The rebuilding of the eastern end of the abbey took just 14 years to complete. By the time Henry III died in 1272, becoming the first king to be buried in the Abbey, the choir and 5 bays of the 103 foot high nave were finished, but there the work halted for a full century. It took until 1532 before the abbey, apart from the West Towers, was finished.
However, the monks of Westminster had little time to enjoy their finally completed church. When Henry VIII began his Dissolution of the Monasteries the rich prize of Westminster (by then it owned over 200 manors up and down England) was one of the first to catch his eye. The Abbey was taken over by the crown in 1534 and closed in 1540. The church then was briefly a cathedral. It was during this time of turmoil that Westminster played its part in the creation of the expression "robbing Peter to pay Paul", when money meant for the abbey (dedicated to St. Peter) was diverted to the coffers of St. Paul's Cathedral.
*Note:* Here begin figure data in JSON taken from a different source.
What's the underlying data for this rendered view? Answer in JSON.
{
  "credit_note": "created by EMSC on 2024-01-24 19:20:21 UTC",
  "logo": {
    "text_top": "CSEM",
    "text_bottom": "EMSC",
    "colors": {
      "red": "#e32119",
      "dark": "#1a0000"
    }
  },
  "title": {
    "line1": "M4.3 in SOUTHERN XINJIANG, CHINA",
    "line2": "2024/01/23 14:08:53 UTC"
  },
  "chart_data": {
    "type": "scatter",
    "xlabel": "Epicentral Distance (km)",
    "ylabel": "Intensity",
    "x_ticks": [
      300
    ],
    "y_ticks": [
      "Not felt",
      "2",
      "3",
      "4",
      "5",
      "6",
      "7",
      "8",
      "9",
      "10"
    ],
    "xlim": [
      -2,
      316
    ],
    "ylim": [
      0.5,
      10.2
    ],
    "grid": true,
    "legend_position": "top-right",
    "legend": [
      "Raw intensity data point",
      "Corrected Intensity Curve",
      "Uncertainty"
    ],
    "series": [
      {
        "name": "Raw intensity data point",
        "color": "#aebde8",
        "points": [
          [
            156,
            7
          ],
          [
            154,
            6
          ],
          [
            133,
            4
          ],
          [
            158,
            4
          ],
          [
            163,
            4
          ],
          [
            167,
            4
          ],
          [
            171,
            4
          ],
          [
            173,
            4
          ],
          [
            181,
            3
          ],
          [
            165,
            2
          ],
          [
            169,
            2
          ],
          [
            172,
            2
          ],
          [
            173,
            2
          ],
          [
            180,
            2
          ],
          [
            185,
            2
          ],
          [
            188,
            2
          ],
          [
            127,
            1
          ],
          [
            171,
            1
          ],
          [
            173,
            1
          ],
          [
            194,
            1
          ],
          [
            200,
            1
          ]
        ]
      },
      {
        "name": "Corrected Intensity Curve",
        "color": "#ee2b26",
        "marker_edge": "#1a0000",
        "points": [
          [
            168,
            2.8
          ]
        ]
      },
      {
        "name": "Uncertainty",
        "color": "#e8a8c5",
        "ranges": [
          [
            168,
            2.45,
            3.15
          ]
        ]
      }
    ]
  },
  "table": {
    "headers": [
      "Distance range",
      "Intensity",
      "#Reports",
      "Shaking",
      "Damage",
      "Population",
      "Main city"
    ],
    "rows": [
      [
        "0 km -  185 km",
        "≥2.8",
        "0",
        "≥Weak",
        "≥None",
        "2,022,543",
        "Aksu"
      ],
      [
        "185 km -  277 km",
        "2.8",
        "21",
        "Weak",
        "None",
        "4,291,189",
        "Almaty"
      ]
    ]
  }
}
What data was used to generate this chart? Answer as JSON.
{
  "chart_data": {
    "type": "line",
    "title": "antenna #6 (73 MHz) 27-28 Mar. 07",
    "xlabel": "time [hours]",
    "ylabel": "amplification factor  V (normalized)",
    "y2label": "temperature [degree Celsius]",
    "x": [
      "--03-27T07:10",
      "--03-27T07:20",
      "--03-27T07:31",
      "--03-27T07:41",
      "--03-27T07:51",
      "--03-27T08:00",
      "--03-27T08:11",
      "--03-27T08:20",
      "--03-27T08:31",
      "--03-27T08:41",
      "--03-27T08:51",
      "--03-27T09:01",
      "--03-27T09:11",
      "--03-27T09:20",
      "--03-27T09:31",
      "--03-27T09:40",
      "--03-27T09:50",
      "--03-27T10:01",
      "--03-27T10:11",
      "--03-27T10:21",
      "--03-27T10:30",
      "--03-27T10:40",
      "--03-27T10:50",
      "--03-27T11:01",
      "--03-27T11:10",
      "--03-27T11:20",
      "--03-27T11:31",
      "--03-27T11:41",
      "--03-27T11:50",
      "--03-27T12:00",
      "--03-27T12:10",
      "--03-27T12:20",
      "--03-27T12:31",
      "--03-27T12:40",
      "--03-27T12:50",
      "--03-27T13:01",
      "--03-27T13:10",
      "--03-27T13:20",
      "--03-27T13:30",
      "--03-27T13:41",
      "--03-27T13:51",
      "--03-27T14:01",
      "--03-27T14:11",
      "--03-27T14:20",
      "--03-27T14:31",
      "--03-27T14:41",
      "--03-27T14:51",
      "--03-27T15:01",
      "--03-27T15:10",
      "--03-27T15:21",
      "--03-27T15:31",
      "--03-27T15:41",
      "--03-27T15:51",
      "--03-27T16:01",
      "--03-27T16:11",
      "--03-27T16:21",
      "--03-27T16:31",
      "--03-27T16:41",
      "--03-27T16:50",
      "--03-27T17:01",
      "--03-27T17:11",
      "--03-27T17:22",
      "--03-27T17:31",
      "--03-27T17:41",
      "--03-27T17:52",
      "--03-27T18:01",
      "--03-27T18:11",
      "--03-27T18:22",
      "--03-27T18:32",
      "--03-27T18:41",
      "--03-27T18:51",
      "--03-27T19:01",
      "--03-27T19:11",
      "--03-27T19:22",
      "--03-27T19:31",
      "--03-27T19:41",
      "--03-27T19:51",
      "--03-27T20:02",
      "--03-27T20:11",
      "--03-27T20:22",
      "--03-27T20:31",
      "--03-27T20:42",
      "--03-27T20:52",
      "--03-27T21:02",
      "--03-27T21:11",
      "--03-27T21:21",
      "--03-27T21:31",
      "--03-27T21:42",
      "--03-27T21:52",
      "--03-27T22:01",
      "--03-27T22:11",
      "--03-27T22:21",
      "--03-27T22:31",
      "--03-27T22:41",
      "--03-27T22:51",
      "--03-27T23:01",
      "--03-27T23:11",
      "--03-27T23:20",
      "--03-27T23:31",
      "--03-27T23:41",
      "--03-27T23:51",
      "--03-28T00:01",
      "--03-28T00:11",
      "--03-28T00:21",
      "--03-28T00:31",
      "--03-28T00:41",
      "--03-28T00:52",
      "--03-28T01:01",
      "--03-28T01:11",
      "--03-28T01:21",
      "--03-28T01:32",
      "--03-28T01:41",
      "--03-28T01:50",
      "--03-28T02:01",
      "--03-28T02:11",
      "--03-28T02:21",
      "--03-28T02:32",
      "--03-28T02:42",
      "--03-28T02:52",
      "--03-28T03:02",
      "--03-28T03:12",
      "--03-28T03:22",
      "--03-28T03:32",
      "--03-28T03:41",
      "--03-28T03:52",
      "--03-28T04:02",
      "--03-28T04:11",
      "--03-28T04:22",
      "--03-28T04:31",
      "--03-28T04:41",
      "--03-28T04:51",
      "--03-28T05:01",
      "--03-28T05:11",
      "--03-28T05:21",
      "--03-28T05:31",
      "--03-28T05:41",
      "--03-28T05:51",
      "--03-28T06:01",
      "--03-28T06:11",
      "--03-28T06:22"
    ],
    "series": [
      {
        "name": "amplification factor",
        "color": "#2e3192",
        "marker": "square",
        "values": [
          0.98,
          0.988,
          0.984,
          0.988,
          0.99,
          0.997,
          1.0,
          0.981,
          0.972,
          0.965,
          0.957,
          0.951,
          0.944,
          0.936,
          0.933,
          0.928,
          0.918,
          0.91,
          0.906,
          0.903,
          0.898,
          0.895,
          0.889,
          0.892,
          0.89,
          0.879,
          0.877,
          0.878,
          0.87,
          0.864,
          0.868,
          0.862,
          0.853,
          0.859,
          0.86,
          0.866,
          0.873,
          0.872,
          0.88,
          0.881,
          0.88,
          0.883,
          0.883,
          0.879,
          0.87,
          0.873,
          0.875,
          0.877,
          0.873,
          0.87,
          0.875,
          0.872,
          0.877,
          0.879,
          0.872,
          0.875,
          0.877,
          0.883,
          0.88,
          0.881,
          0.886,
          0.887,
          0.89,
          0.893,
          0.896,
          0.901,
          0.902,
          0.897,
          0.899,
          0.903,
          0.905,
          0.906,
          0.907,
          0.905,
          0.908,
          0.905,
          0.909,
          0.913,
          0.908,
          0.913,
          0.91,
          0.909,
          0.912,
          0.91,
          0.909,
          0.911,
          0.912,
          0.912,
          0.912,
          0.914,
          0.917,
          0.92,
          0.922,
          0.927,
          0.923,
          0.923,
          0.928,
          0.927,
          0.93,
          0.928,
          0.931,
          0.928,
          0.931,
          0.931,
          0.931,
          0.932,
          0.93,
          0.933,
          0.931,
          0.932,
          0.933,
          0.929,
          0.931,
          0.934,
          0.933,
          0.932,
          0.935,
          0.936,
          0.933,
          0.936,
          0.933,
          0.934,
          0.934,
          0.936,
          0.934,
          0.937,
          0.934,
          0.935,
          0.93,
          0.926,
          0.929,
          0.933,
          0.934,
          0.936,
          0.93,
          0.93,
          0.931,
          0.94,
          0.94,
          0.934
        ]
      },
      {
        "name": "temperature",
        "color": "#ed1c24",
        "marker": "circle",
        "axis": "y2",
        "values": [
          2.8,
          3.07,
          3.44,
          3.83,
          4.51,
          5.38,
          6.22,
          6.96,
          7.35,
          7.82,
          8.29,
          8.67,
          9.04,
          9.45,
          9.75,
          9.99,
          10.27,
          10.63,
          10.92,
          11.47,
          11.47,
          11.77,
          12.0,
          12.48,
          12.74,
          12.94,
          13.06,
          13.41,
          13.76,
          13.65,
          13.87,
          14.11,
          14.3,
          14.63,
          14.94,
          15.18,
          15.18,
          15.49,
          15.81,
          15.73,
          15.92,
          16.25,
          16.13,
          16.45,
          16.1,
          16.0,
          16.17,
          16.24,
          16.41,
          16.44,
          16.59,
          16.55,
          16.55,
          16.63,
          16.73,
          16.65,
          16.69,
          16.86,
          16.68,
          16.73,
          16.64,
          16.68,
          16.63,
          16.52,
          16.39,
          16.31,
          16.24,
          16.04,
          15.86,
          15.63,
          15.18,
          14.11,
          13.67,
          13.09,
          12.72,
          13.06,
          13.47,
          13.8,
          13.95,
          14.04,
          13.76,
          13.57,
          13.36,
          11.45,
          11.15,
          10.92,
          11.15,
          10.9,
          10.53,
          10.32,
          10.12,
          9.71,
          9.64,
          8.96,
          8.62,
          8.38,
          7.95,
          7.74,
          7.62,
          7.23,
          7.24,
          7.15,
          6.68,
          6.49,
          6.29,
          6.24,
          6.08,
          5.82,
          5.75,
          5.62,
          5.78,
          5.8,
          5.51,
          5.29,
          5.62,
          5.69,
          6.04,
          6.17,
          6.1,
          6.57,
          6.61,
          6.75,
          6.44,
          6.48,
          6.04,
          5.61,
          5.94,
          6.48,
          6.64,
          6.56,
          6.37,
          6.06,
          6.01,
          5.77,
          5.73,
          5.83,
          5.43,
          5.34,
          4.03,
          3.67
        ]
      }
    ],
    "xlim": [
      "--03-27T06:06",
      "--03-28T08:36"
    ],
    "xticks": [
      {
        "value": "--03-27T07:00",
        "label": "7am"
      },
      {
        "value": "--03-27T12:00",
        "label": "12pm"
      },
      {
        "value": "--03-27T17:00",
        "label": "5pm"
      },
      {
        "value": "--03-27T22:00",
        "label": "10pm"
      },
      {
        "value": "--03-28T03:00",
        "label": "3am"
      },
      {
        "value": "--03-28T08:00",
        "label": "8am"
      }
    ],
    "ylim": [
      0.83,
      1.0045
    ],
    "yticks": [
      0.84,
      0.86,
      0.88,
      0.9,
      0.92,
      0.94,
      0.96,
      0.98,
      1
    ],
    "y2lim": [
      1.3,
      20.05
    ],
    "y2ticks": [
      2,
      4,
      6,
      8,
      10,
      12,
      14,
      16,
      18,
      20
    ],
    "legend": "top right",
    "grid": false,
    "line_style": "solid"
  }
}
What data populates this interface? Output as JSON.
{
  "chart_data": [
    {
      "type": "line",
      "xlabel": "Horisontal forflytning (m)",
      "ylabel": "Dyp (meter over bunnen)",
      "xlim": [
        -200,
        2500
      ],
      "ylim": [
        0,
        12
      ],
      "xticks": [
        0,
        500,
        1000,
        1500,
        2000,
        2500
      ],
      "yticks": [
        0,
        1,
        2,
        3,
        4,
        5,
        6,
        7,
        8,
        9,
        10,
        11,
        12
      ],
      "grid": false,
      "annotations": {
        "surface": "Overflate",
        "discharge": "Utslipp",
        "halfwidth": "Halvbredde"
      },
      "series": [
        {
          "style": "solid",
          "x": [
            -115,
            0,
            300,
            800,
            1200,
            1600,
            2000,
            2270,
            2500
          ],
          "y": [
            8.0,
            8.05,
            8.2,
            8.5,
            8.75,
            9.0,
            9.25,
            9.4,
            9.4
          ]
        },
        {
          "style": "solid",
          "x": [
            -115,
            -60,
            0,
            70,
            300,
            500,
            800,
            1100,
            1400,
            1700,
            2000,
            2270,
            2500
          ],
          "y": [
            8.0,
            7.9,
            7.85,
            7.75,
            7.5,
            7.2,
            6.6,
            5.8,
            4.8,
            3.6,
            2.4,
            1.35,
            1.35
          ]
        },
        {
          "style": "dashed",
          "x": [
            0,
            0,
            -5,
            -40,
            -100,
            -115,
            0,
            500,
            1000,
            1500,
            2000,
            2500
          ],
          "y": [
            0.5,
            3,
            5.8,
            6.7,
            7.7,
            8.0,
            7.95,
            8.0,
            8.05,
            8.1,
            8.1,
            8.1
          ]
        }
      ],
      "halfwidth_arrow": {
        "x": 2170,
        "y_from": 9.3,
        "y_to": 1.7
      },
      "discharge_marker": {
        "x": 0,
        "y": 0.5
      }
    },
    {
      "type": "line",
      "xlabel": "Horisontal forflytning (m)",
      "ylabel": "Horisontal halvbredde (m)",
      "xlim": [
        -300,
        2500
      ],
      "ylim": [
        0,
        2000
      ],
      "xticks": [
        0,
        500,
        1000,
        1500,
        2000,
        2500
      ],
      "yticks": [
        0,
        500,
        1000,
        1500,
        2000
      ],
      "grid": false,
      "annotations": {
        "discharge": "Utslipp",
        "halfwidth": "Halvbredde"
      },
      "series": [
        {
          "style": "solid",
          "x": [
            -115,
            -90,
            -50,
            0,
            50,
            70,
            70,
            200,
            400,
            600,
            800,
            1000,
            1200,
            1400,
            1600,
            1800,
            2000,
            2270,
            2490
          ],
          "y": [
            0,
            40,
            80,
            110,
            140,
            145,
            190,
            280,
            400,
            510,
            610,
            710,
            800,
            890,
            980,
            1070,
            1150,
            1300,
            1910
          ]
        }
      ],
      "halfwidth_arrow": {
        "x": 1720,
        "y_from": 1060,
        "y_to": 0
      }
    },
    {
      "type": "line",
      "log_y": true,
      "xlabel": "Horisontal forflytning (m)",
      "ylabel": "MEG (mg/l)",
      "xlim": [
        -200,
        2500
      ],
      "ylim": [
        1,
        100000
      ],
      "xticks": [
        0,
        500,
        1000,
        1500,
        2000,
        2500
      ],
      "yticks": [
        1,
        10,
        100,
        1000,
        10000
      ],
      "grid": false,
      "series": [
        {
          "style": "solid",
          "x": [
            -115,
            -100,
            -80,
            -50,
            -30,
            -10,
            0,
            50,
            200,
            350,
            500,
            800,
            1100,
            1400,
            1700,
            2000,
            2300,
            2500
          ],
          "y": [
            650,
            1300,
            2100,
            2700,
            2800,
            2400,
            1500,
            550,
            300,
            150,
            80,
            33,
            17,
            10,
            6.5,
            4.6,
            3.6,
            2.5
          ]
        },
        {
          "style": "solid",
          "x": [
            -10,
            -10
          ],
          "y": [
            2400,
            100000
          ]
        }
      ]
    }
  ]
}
Catholic Queen Mary I restored the monks at Westminster, but her successor Elizabeth quickly reversed that decision when she became monarch, and it was under Elizabeth that Westminster assumed its present role, as, in effect, the monarch's own church.
At different times the Abbey has held the royal ledgers, the treasury, and the royal regalia, whilst beside it the Palace of Westminster became, as well as the King's formal residence and the centre for his courts of justice, also the usual convening place for the English Parliament.